Doxorubicin, as a chemotherapy drug, is commonly used for the treatment of various cancers. Nevertheless, the clinical use of doxorubicin may be restricted because of its adverse effects on the normal cells/tissues, especially cardiotoxicity. Researchers reported that the use of chemoprotective agents, such as resveratrol, can alleviate the doxorubicin-induced cardiotoxicity. This herbal agent exerts its chemoprotective effects through several main mechanisms of antioxidant, antiapoptosis, and anti-inflammatory. In addition to its chemoprotective effect, resveratrol can sensitize cancer cells to chemotherapy drugs (chemosensitizer effects) [133-136]. Despite its remarkable protective effects, unfavorable pharmacokinetics/pharmacodynamics profile of resveratrol such as poor bioavailability has restricted its applications [137, 138]. To solve this problem, some studies have introduced novel derivatives and analogues for this chemoprotective agent [139-147]. Additionally, it has been proposed that nanostrategies for delivery of resveratrol can overcome these limitations [20, 148–151].

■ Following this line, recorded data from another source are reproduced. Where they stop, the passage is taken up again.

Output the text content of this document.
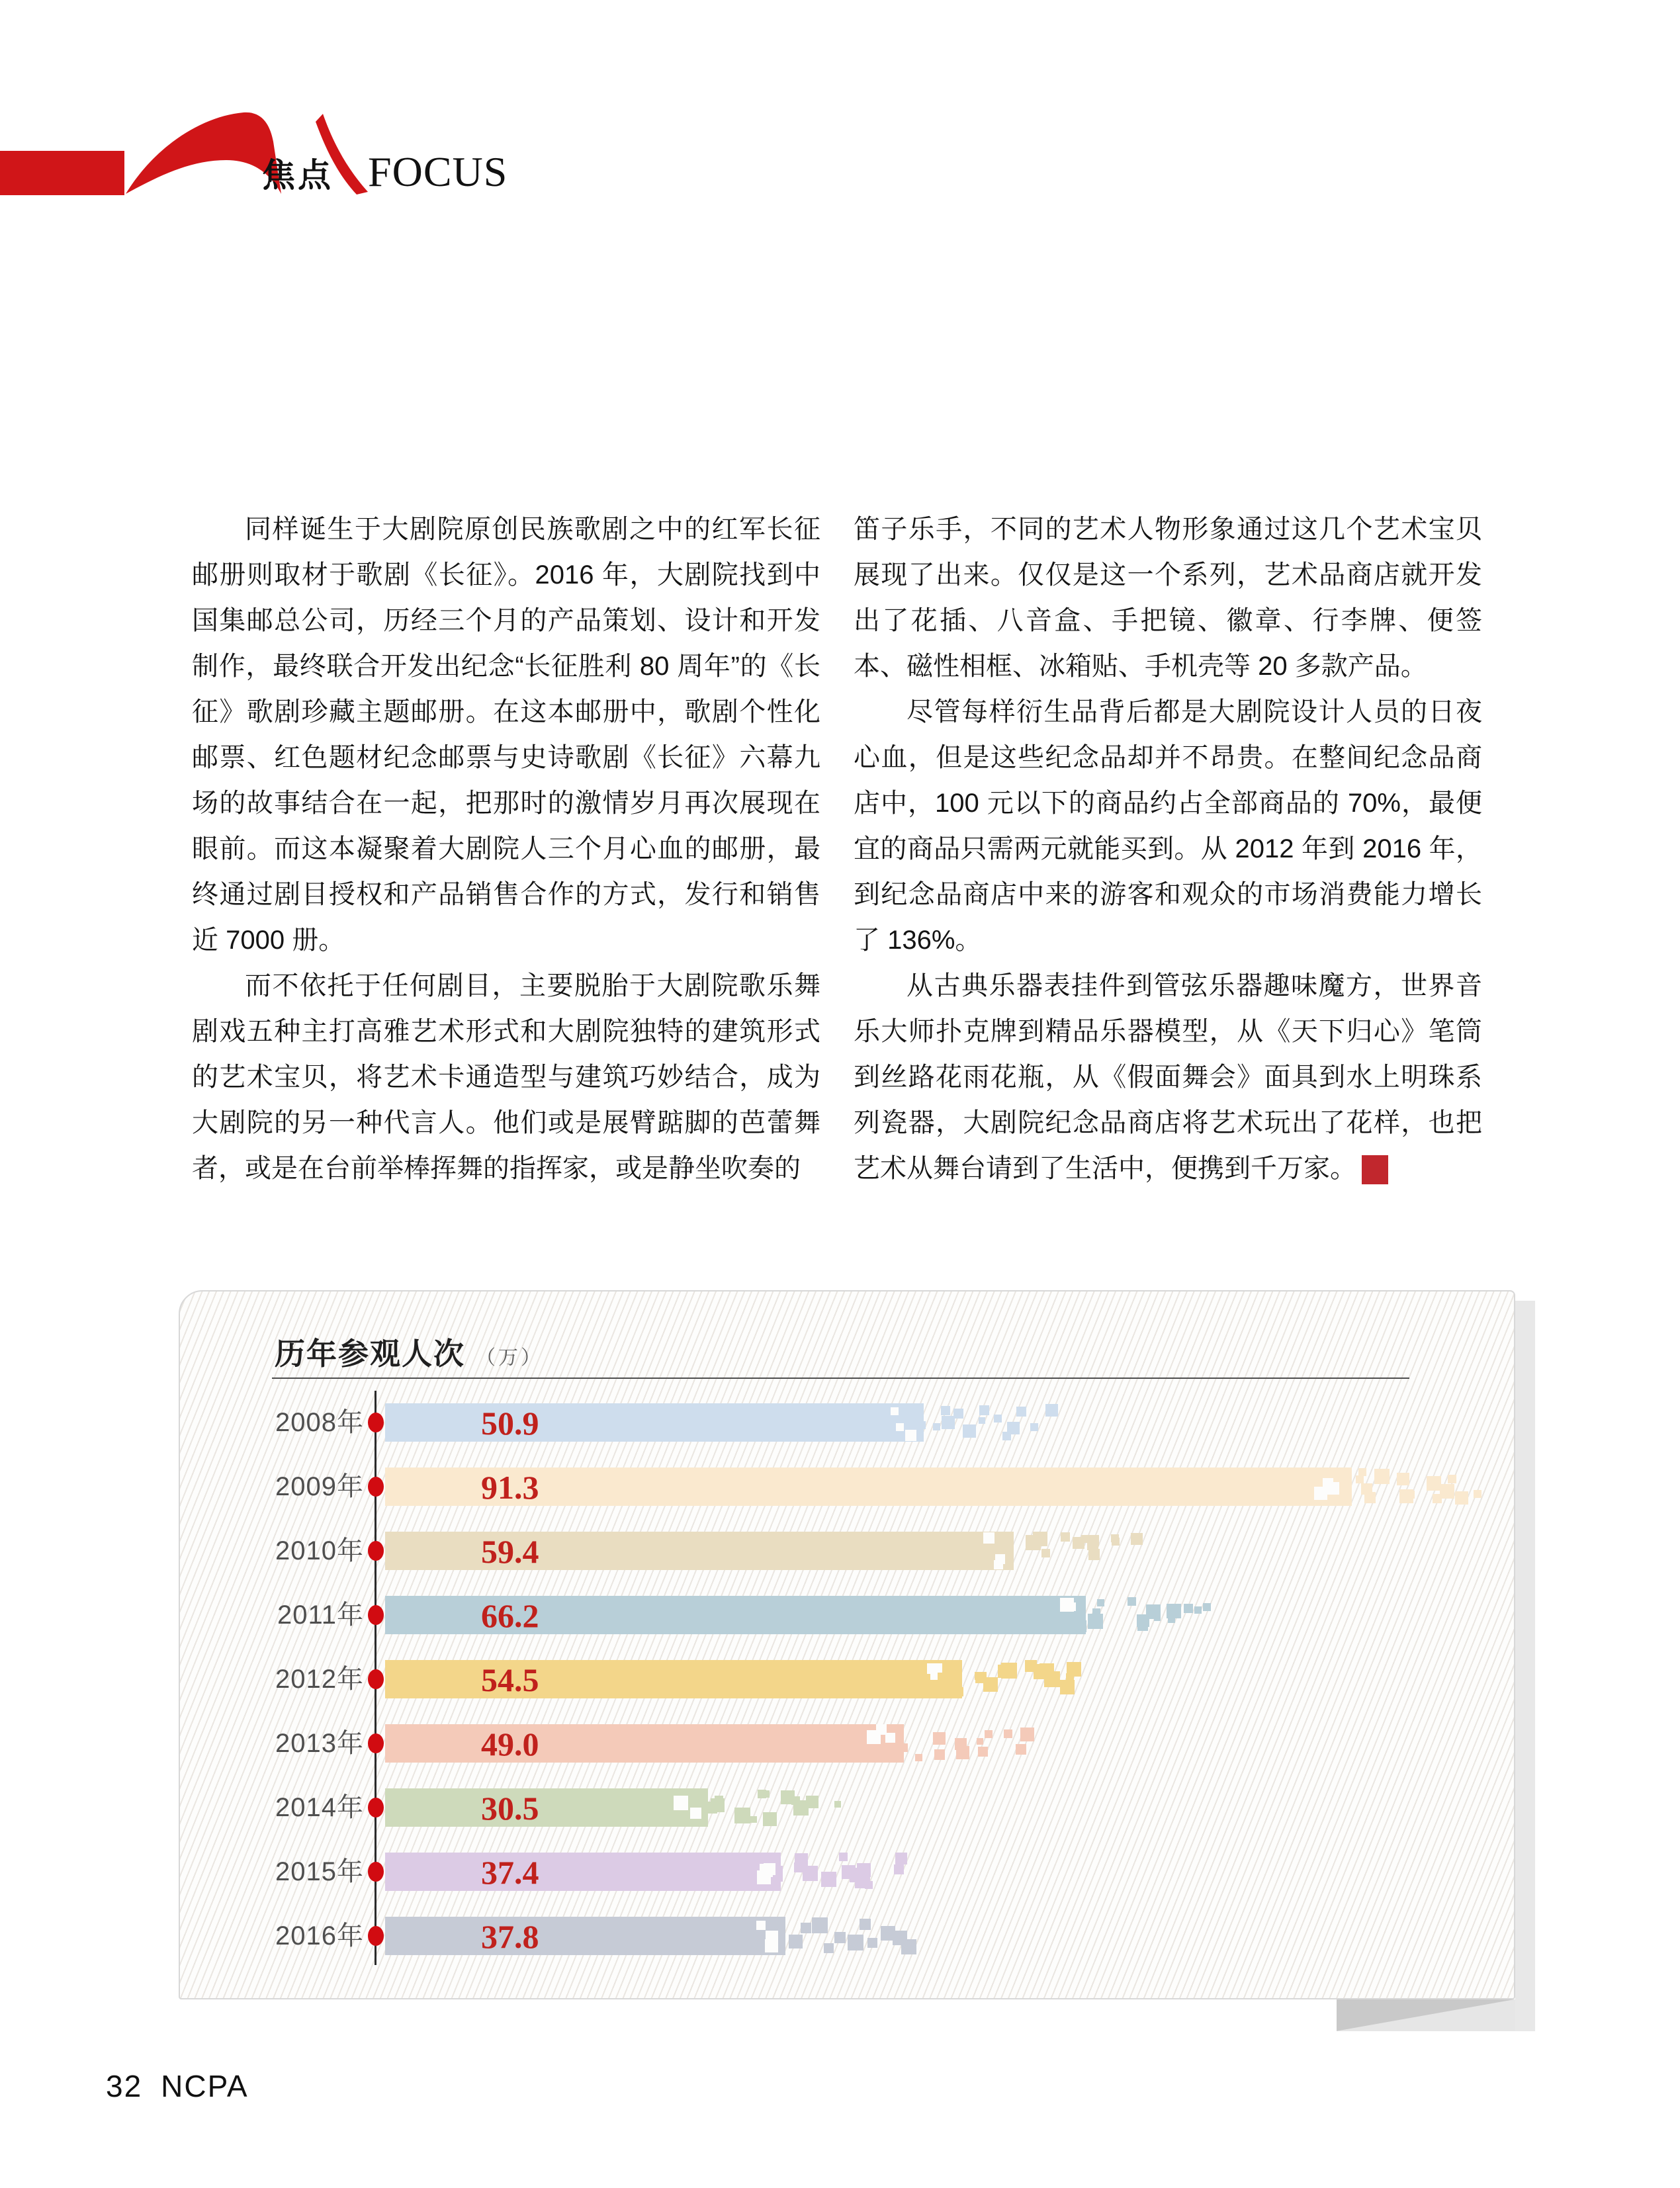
焦点 FOCUS

同样诞生于大剧院原创民族歌剧之中的红军长征邮册则取材于歌剧《长征》。2016 年，大剧院找到中国集邮总公司，历经三个月的产品策划、设计和开发制作，最终联合开发出纪念“长征胜利 80 周年”的《长征》歌剧珍藏主题邮册。在这本邮册中，歌剧个性化邮票、红色题材纪念邮票与史诗歌剧《长征》六幕九场的故事结合在一起，把那时的激情岁月再次展现在眼前。而这本凝聚着大剧院人三个月心血的邮册，最终通过剧目授权和产品销售合作的方式，发行和销售近 7000 册。

而不依托于任何剧目，主要脱胎于大剧院歌乐舞剧戏五种主打高雅艺术形式和大剧院独特的建筑形式的艺术宝贝，将艺术卡通造型与建筑巧妙结合，成为大剧院的另一种代言人。他们或是展臂踮脚的芭蕾舞者，或是在台前举棒挥舞的指挥家，或是静坐吹奏的

笛子乐手，不同的艺术人物形象通过这几个艺术宝贝展现了出来。仅仅是这一个系列，艺术品商店就开发出了花插、八音盒、手把镜、徽章、行李牌、便签本、磁性相框、冰箱贴、手机壳等 20 多款产品。

尽管每样衍生品背后都是大剧院设计人员的日夜心血，但是这些纪念品却并不昂贵。在整间纪念品商店中，100 元以下的商品约占全部商品的 70%，最便宜的商品只需两元就能买到。从 2012 年到 2016 年，到纪念品商店中来的游客和观众的市场消费能力增长了 136%。

从古典乐器表挂件到管弦乐器趣味魔方，世界音乐大师扑克牌到精品乐器模型，从《天下归心》笔筒到丝路花雨花瓶，从《假面舞会》面具到水上明珠系列瓷器，大剧院纪念品商店将艺术玩出了花样，也把艺术从舞台请到了生活中，便携到千万家。	NC
PA

历年参观人次 （万）
2008年	50.9
2009年	91.3
2010年	59.4
2011年	66.2
2012年	54.5
2013年	49.0
2014年	30.5
2015年	37.4
2016年	37.8
32 NCPA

It should be mentioned that the data represented in the current systematic review are based on in vitro and in vivo models. Therefore, suggesting the use of resveratrol as a chemoprotector agent combined to doxorubicin in cancer patients requires further studies, because sometimes results are different between the in vitro and in vivo models and clinical studies.

6. Limitations

Some limitations should be addressed. Firstly, significant heterogeneity was encountered perhaps because of different regimens, doses, duration, center settings, populations enrolled, and so on, calling for cautious interpretation of the findings. Secondly, many of the studies suffer from significant sources of bias. Thirdly, the effect in many occasions was evaluated by very few studies; therefore, the evidence to support it is low.

7. Conclusion

The findings showed that doxorubicin chemotherapeutic agent can induce the biochemical and histological changes on the cardiac cells/tissue. However, using resveratrol alleviates the doxorubicin-induced adverse effects on the cardiac cells/tissue. Mechanically, resveratrol exerts its chemoprotective effects through several main mechanisms of antioxidant, antiapoptosis, and anti-inflammatory.